Et c’est globalement tout. J’essaie de limiter au plus l’utilisation de logiciels, moins de logiciels, moins de dépendance.

Le choix épineux de la distribution Linux

J’ai toujours, à part quelques errements, toujours privilégiés deux distributions :

  • Debian
  • Ubuntu

Si Debian avait son sens pour moi avec des postes sous Debian au lycée, souvent une machine virtuelle pour faire office de serveur à la maison, ça devient de moins en moins vrai. Je viens de désinstaller Virtualbox de mon PC sur le principe que je ne teste plus de distributions Linux. Je ne suis plus responsable informatique de mon établissement scolaire, je n’ai plus de serveur à la maison, je ne compte plus en avoir.

Debian pour du desktop, pour moi, ne se justifie pas, le délai de trois ans est trop long.
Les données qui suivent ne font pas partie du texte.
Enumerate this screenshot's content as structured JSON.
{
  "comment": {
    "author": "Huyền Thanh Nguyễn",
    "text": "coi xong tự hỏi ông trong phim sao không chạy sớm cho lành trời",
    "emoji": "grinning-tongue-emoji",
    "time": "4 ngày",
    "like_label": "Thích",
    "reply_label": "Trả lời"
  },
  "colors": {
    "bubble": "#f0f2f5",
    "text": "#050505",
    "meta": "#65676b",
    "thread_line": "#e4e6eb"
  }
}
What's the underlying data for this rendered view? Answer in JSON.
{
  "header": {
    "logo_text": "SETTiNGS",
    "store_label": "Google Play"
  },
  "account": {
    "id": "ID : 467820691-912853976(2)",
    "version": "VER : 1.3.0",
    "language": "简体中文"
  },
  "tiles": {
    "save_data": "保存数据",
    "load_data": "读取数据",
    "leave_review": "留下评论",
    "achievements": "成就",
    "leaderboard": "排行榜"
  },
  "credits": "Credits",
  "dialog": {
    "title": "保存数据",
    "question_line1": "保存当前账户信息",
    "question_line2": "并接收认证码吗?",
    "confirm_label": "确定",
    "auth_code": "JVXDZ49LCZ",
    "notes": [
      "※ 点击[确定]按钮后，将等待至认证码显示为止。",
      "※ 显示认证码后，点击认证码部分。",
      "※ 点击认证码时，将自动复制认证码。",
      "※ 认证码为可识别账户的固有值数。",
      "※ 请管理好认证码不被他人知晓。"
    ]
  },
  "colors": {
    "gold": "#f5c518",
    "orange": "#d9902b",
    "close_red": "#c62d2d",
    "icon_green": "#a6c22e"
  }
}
Cela reste bien sûr très personnel et certains pourront se satisfaire de la situation avec des flatpaks par exemple. Au lycée, j’ai rencontré de nombreux problèmes que ce soit en version 9 ou en version 10. Ce qui à une époque pouvait justifier les trois ans d’attente sous couvert d’une stabilité sans faille, ça été vrai, ce ne l’est plus depuis quelques versions. La moralité c’est que je ne ferai pas mon retour à Debian.

La logique serait de poursuivre avec une distribution à base de *buntu, néanmoins je suis perplexe sur la suite des événements. Quoi qu’on fasse, on se retrouve avec une consommation de RAM anormale, l’orientation SNAP est mauvaise dans le sens où *Buntu devrait se positionner de façon franche sur le snap ou veiller à laisser le choix aux utilisateurs. Pour l’heure c’est trop emmêlé, ce n’est pas assez tranché. Si on rajoute la concurrence du Flatpak, on est exactement dans le problème traditionnel Linuxien du grand n’importe quoi. Je vous dirais bien que ça ira mieux dans quelques temps, mais je n’en n’a pas la garantie.

Un tour sur le classement distrowatch.

On va éliminer toutes les distributions bizarres, trop petites pas assez connues. On va éliminer MX Linux, j’avais écrit qu’une distribution qui nécessitait une réinstallation pour une montée de version était une hérésie. On va oublier Mint qui est un fork, comme on va oublier KDE Neon, toutes les distributions à base de Ubuntu. Il ne reste pas grand monde.

Souvenez-vous, j’avais installé Manjaro à l’époque. On va essayer d’être sérieux quatre secondes. J’avais rencontré des problèmes avec l’installation de Teamviewer et de Mu. J’étais aussi perturbé par la masse de dépôts aur, officiels, pas officiels et j’en passe. Je n’ai pas envie de recommencer l’expérience. La moralité c’est qu’à part tenter une Fedora, c’est un peu du Buntu ou du Buntu.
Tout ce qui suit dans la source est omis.